Our pairing was as much a result of real romance and attraction as it was of revolutionary solidarity. So as we planned our wedding, we planned the demise of those we were leaving behind. We’d marry at the castle and then leave early for our honeymoon as the ruling class continued celebrating in the castle, all together once again.
Exactly one hour after our parting, we heard the explosion. We saw the flames. We even thought we could hear some screams wafting through the air.
We faced each other and smiled. We’d never forget our anniversary: the start of the revolution.
Cinderella (the Disney version) was one of my favorite movies growing up; I must have watched it hundreds of times. It wasn’t until I was a grown-up that I really thought about how messed up the story actually was, and even so, I tried getting my daughter to enjoy the movie with me: it’s a classic!
She made fun of it after, prancing around mockingly saying, “Oh, look at me, I’m going to marry some guy just because he gave me a shoe!” She’s since refused to watch it again, though I think it’s partly because she saw a scary version of it on YouTube and is afraid of being reminded.
Or maybe she just doesn’t want to waste her time on it.
If I tried my best to emulate the beauty and kindness of the delicate princesses I watched over and over as a young girl, my daughter is the opposite. She’d rather be a ninja or some kind of general subversive badass, which I suppose should count as a win for feminism: she enjoys, and does not question, a vastly expanded bank of possibilities.

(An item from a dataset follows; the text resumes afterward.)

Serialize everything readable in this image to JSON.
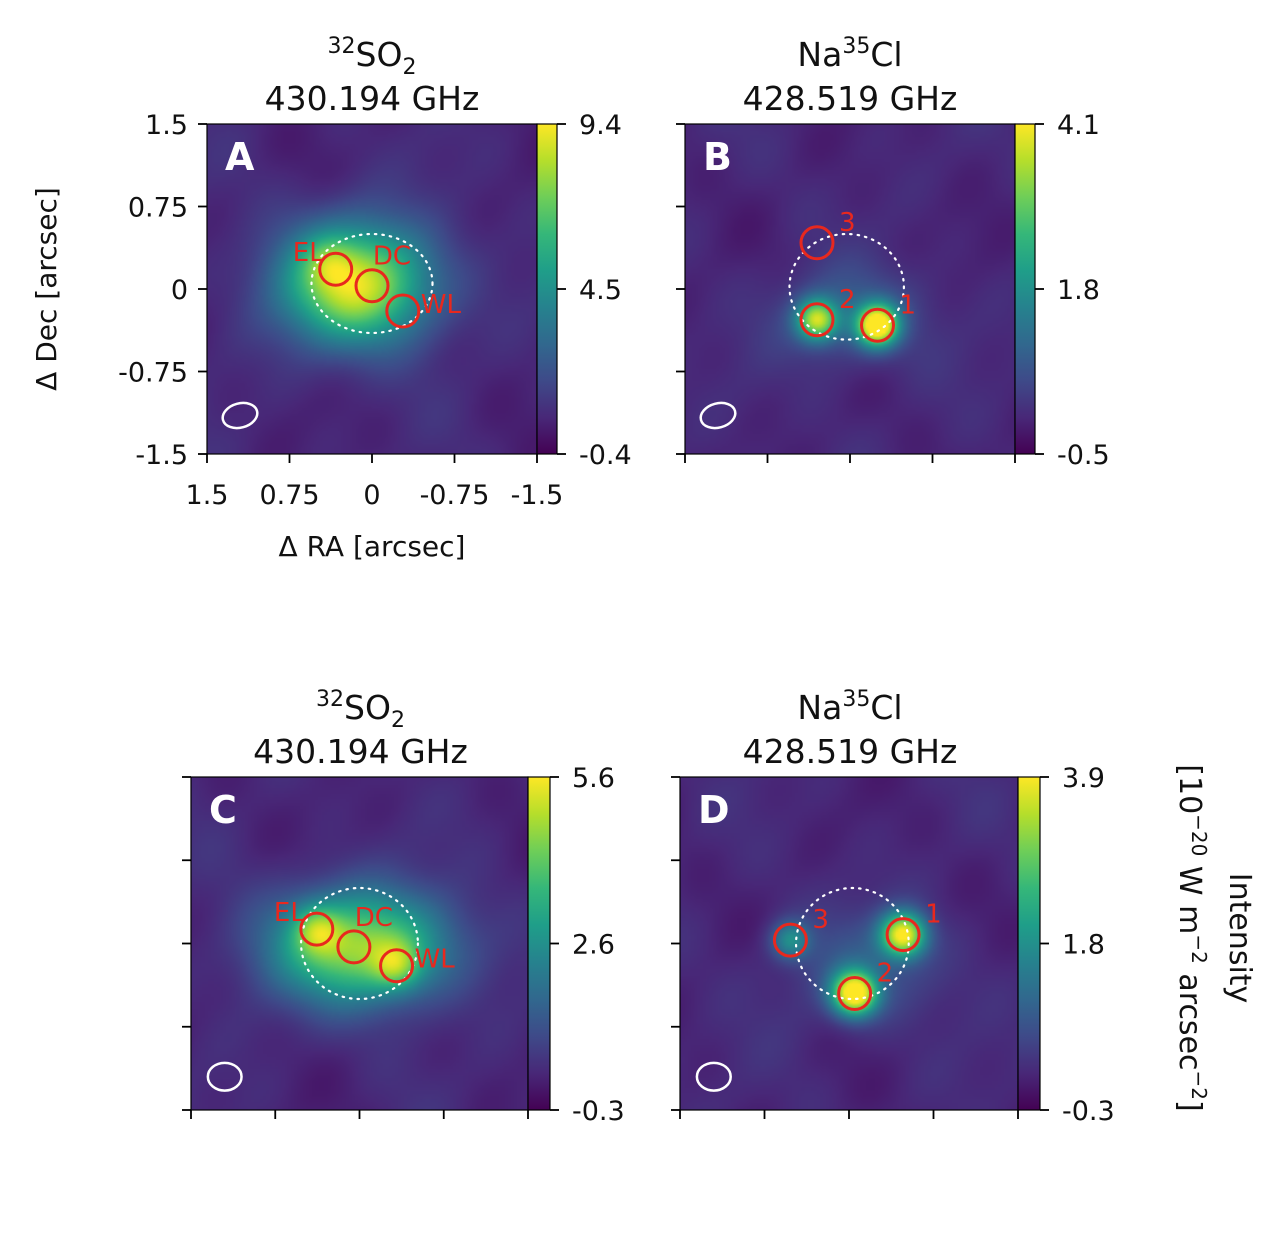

So in thinking about the story, I wondered if there might be a different telling…something that made Cinderella subversive, and interested in much more than the love of a prince. What if she were a revolutionary? A spy? A terrorist for the Cause?
This story is the result of those musings.
Now that's a version of the Cinderella story I can get behind!! Thank you, Sarah
A story that had it's hard edges worn down by being told to children over the generations is a great device for conveying a contemporary, rough retelling. Thanks for your creative effort. You're a good writer.